There is an issue open here which goes into some details about the performance issues and potential solutions. There is also another implementation, faster-qwen3-tts, which states that it is able to get a much better RTF using Torch/CUDA graphs to capture repeated kernel launches, but when I tried it, it didn’t seem to make a difference.
At this point I started thinking about how fast we could get this running by cutting out the layers between the model implementation and ROCm. I was inspired by ds4, where antirez targets a specific model and hardware setup and manages to squeeze maximum performance out of it. I think this kind of problem is well suited for LLMs to write the code and optimize it, since you have good reference code, good guard rails and a clear direction to go in.
The next logical step…
Rewrite in Rust
You could do this in a number of languages, but I went with Rust because I am familiar with it and it has good FFI support for calling C/C++ code, which means we can use the HIP API. HIP is AMD’s API for GPU programming and has a very similar interface to CUDA, e.g. hipMalloc vs cudaMalloc. The choice of language here isn’t super important because ideally the CPU is mostly launching kernels, while the GPU does the heavy work.
After some back and forth with GPT 5.5 we had a plan for what the library would look like, how it would be structured and the API it would expose. Then I set it off to work on porting it to Rust using the HIP API. This took about a day before we had an end-to-end working implementation, which produced this:
I’m still pretty amazed that this works, let alone at an RTF of 0.55. It feels like I’m glossing over a bunch of the details from building this, but it was really just GPT 5.5 working through the steps in a plan and waiting for my session limit to refresh. We then implemented streaming support and added a little server that I could use to test everything out. I’m able to stream the same audio as above with a time to first audio of about a second and an RTF of 0.76. You can get the RTF down here by changing the chunk frames (the number of frames before we decode to audio). The tradeoff is that the TTFA goes up, since you’ve got to wait longer before the first decode.
Conclusion
This was a fun project and I learnt a few interesting things. LLMs have changed the economics of software development and created opportunities for very niche things like this to be built. I can’t really think of conditions in the past where building something like this would have made sense. Maybe if you were a very large company and had a team that could build this quickly and cheaply, but the shelf life of models makes it hard to justify that sort of investment. In the past it’s only really been viable to build layers of abstraction which work across a bunch of different hardware, but at each layer you’re kind of losing some precision, which can compound.

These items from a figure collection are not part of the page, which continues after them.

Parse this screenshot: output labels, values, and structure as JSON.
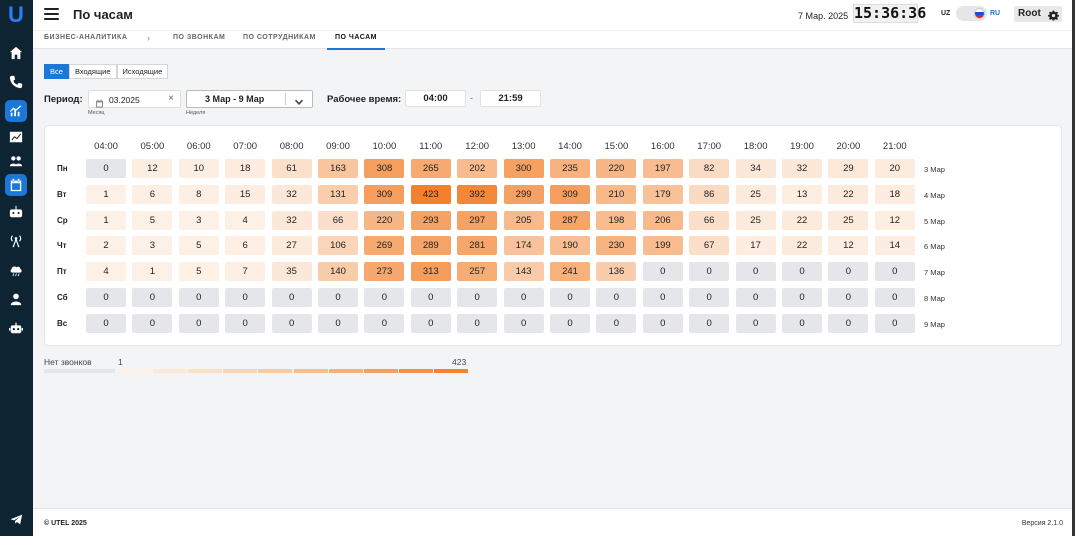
{
  "app": {
    "logo": "U",
    "page_title": "По часам"
  },
  "header": {
    "date": "7 Мар. 2025",
    "clock": "15:36:36",
    "lang_uz": "UZ",
    "lang_ru": "RU",
    "user": "Root"
  },
  "breadcrumbs": [
    {
      "label": "БИЗНЕС-АНАЛИТИКА",
      "active": false
    },
    {
      "label": "ПО ЗВОНКАМ",
      "active": false
    },
    {
      "label": "ПО СОТРУДНИКАМ",
      "active": false
    },
    {
      "label": "ПО ЧАСАМ",
      "active": true
    }
  ],
  "filters": {
    "call_types": [
      {
        "label": "Все",
        "active": true
      },
      {
        "label": "Входящие",
        "active": false
      },
      {
        "label": "Исходящие",
        "active": false
      }
    ],
    "period_label": "Период:",
    "month_value": "03.2025",
    "month_clear": "×",
    "month_sublabel": "Месяц",
    "week_value": "3 Мар - 9 Мар",
    "week_sublabel": "Неделя",
    "work_time_label": "Рабочее время:",
    "work_from": "04:00",
    "work_dash": "-",
    "work_to": "21:59"
  },
  "heatmap": {
    "hours": [
      "04:00",
      "05:00",
      "06:00",
      "07:00",
      "08:00",
      "09:00",
      "10:00",
      "11:00",
      "12:00",
      "13:00",
      "14:00",
      "15:00",
      "16:00",
      "17:00",
      "18:00",
      "19:00",
      "20:00",
      "21:00"
    ],
    "max": 423,
    "rows": [
      {
        "day": "Пн",
        "date": "3 Мар",
        "values": [
          0,
          12,
          10,
          18,
          61,
          163,
          308,
          265,
          202,
          300,
          235,
          220,
          197,
          82,
          34,
          32,
          29,
          20
        ]
      },
      {
        "day": "Вт",
        "date": "4 Мар",
        "values": [
          1,
          6,
          8,
          15,
          32,
          131,
          309,
          423,
          392,
          299,
          309,
          210,
          179,
          86,
          25,
          13,
          22,
          18
        ]
      },
      {
        "day": "Ср",
        "date": "5 Мар",
        "values": [
          1,
          5,
          3,
          4,
          32,
          66,
          220,
          293,
          297,
          205,
          287,
          198,
          206,
          66,
          25,
          22,
          25,
          12
        ]
      },
      {
        "day": "Чт",
        "date": "6 Мар",
        "values": [
          2,
          3,
          5,
          6,
          27,
          106,
          269,
          289,
          281,
          174,
          190,
          230,
          199,
          67,
          17,
          22,
          12,
          14
        ]
      },
      {
        "day": "Пт",
        "date": "7 Мар",
        "values": [
          4,
          1,
          5,
          7,
          35,
          140,
          273,
          313,
          257,
          143,
          241,
          136,
          0,
          0,
          0,
          0,
          0,
          0
        ]
      },
      {
        "day": "Сб",
        "date": "8 Мар",
        "values": [
          0,
          0,
          0,
          0,
          0,
          0,
          0,
          0,
          0,
          0,
          0,
          0,
          0,
          0,
          0,
          0,
          0,
          0
        ]
      },
      {
        "day": "Вс",
        "date": "9 Мар",
        "values": [
          0,
          0,
          0,
          0,
          0,
          0,
          0,
          0,
          0,
          0,
          0,
          0,
          0,
          0,
          0,
          0,
          0,
          0
        ]
      }
    ]
  },
  "legend": {
    "no_calls": "Нет звонков",
    "min": "1",
    "max": "423",
    "no_calls_color": "#e4e6ea",
    "scale_colors": [
      "#fdf0e6",
      "#fde8d6",
      "#fce0c6",
      "#fbd5b2",
      "#fac99c",
      "#f9bd87",
      "#f8af70",
      "#f6a05a",
      "#f59145",
      "#f38330"
    ]
  },
  "footer": {
    "copyright": "© UTEL 2025",
    "version": "Версия 2.1.0"
  },
  "colors": {
    "accent": "#1b78d8",
    "sidebar": "#0f2433"
  }
}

This is the first project where I’ve taken my hands off the wheel during the implementation and let the model do its thing. I know the rough structure, but I don’t know the nitty-gritty details, although I am really not too worried about that for this sort of project. We have output parity with the Python implementation with better performance, so do I need to be across all the details? I’m not sure.
Another thing that I think about is why this even works in the first place? The model architecture here seems kind of arbitrary, people have done work on trying to interpret what is happening inside these models but it still just seems like such early days for this sort of thing. There is a massive space of possible architectures out there and we have explored a few, it just seems like there is a lot of room for these things to become faster and cheaper.